Indeed, the Greek translation advanced the agenda of the Hellenist Jews to bring Greek culture into Jewish life, transforming the holy Torah into just another book of wisdom in Ptolemy’s great library.

Read: What Was Wrong With Translating the Torah Into Greek?

9 Tevet: Passing of Ezra the Scribe

Ezra the Scribe passed away on the 9th of Tevet of the year 3448 (313 BCE), exactly 1000 years after the giving of the Torah on Mount Sinai.

It was he who led the return of the Jewish people to the Land of Israel after the Babylonian exile, oversaw the building of the Second Temple, and helped put a stop to the wave of intermarriage that afflicted the Jews at that time. As head of the Great Assembly, he canonized the 24 books of the Holy Scriptures (Tanach) and legislated a series of laws and practices, including formalized prayer, guaranteeing the continuation of authentic Judaism among the Jewish people to this very day.

A Composite of Sadness

Although the 8th and 9th of Tevet were established as separate fast days, the rabbis consolidated them into the fast of 10 Tevet, a day mentioned in the Bible by the prophet Ezekiel as a day of mourning, so that the month would not be full of sadness and mourning.

Accordingly, in recent times, 10 Tevet became the day to say kaddish for the victims of the Holocaust, many of whose day of martyrdom is unknown.

An ancient Jewish custom, which was revived by the Rebbe, Rabbi Menachem M. Schneerson, of righteous memory, is to deliver words of inspiration that arouse the soul to repent on fast days such as this one.

How to Pray Today

There are a number of changes in the liturgy to be aware of. All page numbers below correspond to the Annotated Chabad Siddur.

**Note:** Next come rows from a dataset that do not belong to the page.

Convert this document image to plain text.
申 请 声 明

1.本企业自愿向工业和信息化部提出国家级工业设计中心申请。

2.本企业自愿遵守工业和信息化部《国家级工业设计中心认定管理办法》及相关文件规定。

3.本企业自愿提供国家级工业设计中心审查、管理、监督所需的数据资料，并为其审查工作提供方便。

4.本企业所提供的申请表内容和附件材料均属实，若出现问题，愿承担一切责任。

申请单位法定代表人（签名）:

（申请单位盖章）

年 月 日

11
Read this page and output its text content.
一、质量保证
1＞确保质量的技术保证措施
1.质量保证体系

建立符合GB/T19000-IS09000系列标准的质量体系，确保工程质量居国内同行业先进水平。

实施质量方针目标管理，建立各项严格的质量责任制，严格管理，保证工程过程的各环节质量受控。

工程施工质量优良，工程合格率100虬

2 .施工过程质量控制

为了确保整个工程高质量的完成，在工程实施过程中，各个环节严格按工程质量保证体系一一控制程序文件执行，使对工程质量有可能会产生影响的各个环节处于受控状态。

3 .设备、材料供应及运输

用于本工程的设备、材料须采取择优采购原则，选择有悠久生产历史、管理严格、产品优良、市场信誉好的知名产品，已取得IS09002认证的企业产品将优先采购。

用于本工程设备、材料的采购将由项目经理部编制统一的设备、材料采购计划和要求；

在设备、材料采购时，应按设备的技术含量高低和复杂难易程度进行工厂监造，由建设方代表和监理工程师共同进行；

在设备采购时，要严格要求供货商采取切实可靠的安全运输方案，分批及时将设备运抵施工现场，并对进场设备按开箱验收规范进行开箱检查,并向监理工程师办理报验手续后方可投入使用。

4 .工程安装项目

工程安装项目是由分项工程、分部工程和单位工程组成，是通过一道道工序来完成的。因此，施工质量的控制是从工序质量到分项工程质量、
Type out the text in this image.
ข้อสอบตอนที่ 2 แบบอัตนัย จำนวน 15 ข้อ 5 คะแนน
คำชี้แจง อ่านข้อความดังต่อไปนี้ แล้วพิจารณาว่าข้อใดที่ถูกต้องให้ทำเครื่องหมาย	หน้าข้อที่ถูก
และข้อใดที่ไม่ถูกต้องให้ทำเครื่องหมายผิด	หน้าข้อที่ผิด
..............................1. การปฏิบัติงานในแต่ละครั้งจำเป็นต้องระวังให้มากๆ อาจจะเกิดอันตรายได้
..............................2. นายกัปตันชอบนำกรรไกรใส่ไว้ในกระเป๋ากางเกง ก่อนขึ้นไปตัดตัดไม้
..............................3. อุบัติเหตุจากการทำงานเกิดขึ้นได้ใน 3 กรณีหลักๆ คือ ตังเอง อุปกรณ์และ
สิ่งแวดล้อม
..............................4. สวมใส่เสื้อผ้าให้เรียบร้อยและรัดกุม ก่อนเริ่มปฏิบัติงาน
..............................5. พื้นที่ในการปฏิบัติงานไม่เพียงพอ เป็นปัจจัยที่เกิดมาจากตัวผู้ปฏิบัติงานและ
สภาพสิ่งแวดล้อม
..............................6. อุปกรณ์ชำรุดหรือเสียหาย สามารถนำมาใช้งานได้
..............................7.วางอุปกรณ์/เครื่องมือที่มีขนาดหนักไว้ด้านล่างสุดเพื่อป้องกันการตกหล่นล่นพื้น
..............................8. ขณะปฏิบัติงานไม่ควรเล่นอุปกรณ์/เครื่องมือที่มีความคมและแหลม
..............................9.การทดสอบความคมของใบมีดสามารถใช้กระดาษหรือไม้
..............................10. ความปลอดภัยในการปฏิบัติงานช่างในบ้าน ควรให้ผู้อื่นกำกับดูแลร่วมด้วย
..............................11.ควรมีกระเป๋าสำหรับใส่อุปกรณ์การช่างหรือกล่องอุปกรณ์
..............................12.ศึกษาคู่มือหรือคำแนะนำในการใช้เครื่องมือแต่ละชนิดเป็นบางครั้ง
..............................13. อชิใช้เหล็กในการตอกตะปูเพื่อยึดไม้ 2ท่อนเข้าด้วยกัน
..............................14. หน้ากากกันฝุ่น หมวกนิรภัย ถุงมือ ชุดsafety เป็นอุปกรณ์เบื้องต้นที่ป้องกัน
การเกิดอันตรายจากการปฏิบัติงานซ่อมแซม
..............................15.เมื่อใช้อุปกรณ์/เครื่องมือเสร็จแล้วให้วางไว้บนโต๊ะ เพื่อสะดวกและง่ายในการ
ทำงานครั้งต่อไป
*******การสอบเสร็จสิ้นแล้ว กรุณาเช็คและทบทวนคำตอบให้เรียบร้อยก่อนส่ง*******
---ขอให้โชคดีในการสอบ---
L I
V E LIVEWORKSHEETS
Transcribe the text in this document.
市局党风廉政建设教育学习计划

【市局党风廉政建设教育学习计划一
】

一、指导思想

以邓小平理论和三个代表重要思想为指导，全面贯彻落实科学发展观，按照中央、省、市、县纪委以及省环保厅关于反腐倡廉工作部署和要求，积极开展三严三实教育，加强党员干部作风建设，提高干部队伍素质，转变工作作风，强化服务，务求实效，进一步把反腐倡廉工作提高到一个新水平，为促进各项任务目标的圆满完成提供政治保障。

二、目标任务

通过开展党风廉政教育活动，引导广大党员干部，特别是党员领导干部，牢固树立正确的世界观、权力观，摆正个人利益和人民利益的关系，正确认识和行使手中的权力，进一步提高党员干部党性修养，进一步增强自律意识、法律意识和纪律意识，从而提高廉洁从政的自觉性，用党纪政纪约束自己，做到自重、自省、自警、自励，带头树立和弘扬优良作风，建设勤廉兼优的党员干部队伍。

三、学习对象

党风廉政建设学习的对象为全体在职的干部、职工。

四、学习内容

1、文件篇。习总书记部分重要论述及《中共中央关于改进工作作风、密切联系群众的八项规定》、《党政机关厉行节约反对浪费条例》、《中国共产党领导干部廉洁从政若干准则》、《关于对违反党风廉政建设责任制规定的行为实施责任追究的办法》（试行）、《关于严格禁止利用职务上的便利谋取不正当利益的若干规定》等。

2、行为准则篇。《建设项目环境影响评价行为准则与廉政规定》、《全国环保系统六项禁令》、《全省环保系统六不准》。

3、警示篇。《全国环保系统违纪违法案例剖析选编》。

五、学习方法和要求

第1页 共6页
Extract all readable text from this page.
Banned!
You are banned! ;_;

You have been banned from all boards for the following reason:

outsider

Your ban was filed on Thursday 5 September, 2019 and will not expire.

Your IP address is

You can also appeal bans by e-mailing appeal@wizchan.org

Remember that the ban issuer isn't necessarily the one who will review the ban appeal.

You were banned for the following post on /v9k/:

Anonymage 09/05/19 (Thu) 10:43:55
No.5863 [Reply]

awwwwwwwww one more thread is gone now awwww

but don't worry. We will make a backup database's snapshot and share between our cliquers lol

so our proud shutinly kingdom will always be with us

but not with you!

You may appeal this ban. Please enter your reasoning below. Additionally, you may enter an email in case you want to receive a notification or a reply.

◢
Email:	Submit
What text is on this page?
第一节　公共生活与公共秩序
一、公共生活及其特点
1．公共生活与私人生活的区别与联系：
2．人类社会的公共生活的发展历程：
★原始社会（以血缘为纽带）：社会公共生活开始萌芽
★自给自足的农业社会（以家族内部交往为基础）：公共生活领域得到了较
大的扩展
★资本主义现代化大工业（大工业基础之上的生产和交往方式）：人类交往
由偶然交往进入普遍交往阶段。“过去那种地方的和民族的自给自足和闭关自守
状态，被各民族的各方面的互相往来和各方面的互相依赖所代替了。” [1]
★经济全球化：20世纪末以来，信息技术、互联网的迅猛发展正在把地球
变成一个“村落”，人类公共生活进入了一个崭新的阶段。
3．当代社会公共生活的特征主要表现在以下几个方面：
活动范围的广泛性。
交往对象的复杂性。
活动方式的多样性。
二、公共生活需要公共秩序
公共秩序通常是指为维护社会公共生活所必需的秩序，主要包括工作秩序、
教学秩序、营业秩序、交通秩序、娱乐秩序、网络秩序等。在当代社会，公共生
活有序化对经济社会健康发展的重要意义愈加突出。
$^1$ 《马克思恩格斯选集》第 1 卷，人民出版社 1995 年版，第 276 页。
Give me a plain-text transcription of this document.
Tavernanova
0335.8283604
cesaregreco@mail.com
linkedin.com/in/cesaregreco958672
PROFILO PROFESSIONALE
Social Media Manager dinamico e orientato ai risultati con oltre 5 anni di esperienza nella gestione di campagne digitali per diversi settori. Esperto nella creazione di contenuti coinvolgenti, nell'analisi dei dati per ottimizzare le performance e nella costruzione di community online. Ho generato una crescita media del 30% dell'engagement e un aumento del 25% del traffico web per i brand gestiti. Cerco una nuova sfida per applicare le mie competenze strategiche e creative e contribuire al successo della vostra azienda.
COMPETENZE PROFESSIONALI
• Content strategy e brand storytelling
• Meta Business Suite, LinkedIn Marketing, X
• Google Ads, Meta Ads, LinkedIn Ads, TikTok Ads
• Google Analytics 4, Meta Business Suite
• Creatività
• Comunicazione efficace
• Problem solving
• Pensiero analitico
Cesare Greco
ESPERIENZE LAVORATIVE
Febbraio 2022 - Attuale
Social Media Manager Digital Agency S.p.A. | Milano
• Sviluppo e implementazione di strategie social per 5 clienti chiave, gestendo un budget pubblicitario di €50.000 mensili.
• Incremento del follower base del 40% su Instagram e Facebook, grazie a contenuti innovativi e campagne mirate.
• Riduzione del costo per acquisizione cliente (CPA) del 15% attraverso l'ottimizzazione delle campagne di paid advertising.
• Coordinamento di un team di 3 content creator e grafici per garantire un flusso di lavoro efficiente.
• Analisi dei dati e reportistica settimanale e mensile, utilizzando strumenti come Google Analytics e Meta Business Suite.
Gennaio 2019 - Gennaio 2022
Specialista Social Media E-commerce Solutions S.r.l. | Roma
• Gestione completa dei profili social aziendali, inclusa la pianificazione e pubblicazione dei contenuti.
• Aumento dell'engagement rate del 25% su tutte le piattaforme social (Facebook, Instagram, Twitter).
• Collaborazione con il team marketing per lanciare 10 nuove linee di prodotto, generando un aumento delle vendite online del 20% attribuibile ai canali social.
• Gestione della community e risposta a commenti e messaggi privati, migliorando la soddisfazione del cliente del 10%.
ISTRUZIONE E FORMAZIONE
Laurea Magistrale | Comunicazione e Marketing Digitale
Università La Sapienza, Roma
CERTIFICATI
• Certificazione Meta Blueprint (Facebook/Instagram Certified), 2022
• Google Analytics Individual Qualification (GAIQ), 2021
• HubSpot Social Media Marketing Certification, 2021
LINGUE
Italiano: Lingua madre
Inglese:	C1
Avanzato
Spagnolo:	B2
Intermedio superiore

  • In the morning services, during the chazzan’s repetition of the Amidah, he should add in Aneinu, on page 48.
  • The most significant addition is the Selichot, a collection of biblical verses and rabbinic dirges, which are added in the morning during the post-Amidah Tachanun. This means that when you get to the end of page 55, you take a leap to page 427, for “Selichot for 10 Tevet.”
  • Afterwards you say the "long" Avinu Malkeinu, on page 454, and then resume at the top of page 60.
  • During both morning and afternoon services, we read the Torah, from Exodus 32:11–14 and 34:1–10, which you can find on page 468.
  • In the afternoon, the reading (which is held before the Amidah) is followed by a haftarah from Isaiah 55:6–56:8, which you can find on page 469.
  • During the afternoon Amidah, every individual who is still fasting says Aneinu, on page 108.
  • During the chazzan’s repetition of the afternoon Amidah, he should add in Aneinu, on page 105.
  • The chazzan also recites the Priestly Blessing, on page 110.
  • As in the morning, say the “long” Avinu Malkeinu (page 454) in place of the regular truncated version on page 114.